Florida child welfare administrators agreed Tuesday to subsidize services for a teen adopted by a gay man, the Miami Herald reports, noting that the decision chips away at the state's ban on adoption by gays.
A judge had approved Key West lawyer Wayne LaRue Smith's adoption of the boy, whose name was not made public, in 2008, despite the state ban. Smith had been the boy's foster father since 2001, when he was 5 years old, and became his legal guardian in 2006.
Florida's Department of Children and Families cited the guardianship as a reason for not subsidizing for the boy's expenses, saying he was not in state care at the time of the adoption. In Tuesday's settlement, DCF administrators agreed to provide health insurance, college tuition assistance, and other
benefits to the teen.
"It means, finally, after 10 years, he gets what every other child in the same
circumstance gets just by asking," Smith said. "In a symbolic sense, for
whatever reason, the department has decided to take the better path, one they
should have taken in the first instance."

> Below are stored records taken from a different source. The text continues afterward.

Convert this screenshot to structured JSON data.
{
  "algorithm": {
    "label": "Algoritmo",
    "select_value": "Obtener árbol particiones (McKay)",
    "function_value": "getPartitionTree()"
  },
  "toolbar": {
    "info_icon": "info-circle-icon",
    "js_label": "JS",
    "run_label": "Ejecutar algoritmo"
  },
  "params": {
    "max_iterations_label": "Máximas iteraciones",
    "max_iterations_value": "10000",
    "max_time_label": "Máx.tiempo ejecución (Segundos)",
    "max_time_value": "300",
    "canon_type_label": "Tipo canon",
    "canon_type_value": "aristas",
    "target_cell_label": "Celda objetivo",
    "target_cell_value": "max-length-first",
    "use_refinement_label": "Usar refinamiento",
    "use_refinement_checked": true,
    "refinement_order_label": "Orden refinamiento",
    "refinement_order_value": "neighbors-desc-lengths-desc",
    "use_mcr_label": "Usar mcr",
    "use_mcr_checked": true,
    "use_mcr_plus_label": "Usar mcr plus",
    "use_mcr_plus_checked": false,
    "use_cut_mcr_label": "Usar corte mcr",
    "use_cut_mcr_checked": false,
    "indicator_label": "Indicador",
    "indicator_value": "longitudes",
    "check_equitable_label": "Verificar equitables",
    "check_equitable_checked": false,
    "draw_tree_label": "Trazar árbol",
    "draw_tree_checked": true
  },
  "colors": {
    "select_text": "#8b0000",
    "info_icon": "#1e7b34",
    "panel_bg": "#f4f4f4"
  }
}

DCF officials said the agreement applies to this case only and does not affect other adoptees' eligibility for benefits or the gay adoption ban. "This settlement does not address the ongoing legal consideration of the state's gay adoption laws which, as an executive agency, we are still bound to follow," department spokesman Joe Follick told the Herald.
However, observers said the settlement sends a significant message.
"You have to think: The Department of Children and Families is agreeing to help defray the expenses of a gay man who adopted a foster child," said Alan Mishael, a Miami lawyer who is representing other gay parents challenging the adoption ban. He said he hopes the agreement "is an indication of better things to come."